Is Nokia growing into contender in emerging tech?
It would be easy, upon reading the news, to mistake Nokia as simply a mobile phone company, successfully re-releasing their retro style phones for those who prefer a less connected technology experience and enjoying playing snake. But Nokia has been at work in other tech verticals across a range of capacities.
Let’s take a look at what the venerable phone company has been working on.
Wearables and health tech
Nokia acquired Withings, a French wearables and health tech company, for $ 120 million last year with a product range including connected scales, trackers, blood pressure monitors, thermometers and home cameras.
Many of these are ideal for telemedicine, so Nokia is clearly set to play a greater role in connected health in coming years. From mid-year, all existing Withings devices will be rebranded with the Nokia name. Expect to see more connected health devices from Nokia in the coming year.
Nokia will also roll out the company’s HIPAA-compliant Patient Care Platform designed to transform the relationship between patients and healthcare professionals. The new platform will give doctors and care teams the power to remotely monitor patients with their smart devices to help prevent and manage chronic conditions and drive timely and targeted patient care to avoid unnecessary office visits and hospitalizations.
The platform is currently being used by the National Health Service in the UK in a 69,000-person study to better understand hypertension and the role of remote monitoring in lowering hypertension rates.
Launch of IoT network grid
Nokia recently launched WING, a worldwide IoT network grid aimed at providing a full-service model offering IoT connectivity across different technologies to manage a client’s IoT connectivity needs and assets, such as connected cars, as they move around the globe.
It follows the launch of a new wireless router to bring electricity distribution networks into the IoT era and help utilities reliably and securely connect and manage the proliferation of field devices as more smart power grids are deployed. This is part of Nokia’s expansion into vertical markets like energy, transportation, and public safety.
Towards 5G
CEO and President Rajeev Suri used his keynote address to announce a new 5G product called 5G First. 5G First will feature Nokia’s Airscale cloud RAN, as well as its AirScale massive MIMO adaptive antennas for the 3.5GHz, 4.5GHz, 28GHz, and 39GHz frequency bands, a cloud packet core, and shared data layer.
In addition, the system will offer transport services for 5G networks.
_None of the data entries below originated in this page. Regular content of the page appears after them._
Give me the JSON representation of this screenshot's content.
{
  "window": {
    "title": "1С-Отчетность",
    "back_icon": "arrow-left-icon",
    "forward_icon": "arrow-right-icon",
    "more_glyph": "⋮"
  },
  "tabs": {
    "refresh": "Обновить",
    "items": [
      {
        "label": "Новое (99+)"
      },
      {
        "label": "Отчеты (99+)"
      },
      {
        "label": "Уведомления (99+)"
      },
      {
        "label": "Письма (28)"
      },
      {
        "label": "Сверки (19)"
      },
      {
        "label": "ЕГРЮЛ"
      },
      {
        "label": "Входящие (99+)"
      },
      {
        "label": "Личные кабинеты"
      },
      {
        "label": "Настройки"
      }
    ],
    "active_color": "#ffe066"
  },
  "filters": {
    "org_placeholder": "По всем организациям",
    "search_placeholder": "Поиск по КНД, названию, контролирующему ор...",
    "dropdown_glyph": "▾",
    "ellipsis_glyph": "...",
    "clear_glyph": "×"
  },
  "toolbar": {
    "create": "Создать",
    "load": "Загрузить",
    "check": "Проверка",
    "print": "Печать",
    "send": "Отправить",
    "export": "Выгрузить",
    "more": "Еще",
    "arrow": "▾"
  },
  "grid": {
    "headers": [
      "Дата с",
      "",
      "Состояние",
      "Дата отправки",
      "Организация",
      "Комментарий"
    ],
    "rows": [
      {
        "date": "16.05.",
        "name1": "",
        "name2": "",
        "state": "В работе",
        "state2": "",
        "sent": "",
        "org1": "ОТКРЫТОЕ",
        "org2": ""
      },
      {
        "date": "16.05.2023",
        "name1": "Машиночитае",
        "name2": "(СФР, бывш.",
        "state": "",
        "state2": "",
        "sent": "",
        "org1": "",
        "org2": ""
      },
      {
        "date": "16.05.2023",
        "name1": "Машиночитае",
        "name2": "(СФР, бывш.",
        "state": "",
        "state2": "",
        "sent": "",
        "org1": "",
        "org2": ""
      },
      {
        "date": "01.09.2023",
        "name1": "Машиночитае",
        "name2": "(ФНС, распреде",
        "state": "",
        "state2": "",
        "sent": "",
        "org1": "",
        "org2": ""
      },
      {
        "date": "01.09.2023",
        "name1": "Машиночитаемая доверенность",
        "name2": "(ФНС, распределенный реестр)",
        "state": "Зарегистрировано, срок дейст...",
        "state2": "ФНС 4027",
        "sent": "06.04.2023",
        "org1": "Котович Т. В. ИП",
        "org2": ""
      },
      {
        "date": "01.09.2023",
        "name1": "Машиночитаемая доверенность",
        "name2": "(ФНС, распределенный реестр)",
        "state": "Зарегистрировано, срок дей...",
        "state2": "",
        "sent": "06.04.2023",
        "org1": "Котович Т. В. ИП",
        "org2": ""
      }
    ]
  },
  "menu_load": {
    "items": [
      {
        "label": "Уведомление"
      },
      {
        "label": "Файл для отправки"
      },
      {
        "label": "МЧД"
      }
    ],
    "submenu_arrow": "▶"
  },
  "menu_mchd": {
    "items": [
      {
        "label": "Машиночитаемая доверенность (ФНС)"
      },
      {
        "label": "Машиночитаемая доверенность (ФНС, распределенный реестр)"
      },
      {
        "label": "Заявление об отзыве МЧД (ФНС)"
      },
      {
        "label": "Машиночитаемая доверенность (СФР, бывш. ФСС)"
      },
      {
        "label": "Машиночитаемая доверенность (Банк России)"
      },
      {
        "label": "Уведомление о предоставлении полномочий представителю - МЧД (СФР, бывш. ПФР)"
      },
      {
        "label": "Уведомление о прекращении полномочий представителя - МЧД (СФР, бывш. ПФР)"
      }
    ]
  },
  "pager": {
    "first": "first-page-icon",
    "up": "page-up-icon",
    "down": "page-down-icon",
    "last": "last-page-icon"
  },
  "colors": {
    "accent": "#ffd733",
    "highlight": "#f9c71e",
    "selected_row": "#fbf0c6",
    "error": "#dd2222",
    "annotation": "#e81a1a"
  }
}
The expectation is to intersect with the 3GPP once in released, most likely around 2020 according to Suri. Suri noted that the world would need to create a new type of network that will act as a global nervous system to orchestrate the growing “automation of everything.”
5G First will be available to early-adopter carriers from the second half of this year, and Nokia said it will use the learnings from its 5G work to contribute to the 3GPP standard.
Suri also commented that “webscale companies” — including Internet giants such as Amazon or Google — will be building out their capacity faster than network service providers. “Non-carrier customers will add network capacity at more than two times the rate of carriers… we’ve seen a lot of shift take place from the carriers to the cloud players.”
Nokia is a company that has managed to transform itself into a company heavily invested in emerging technology, even Virtual Reality. It will be intriguing to see what areas they decide to delve into next, as Suri said: “Nokia is a fundamentally different company than it was one year ago.”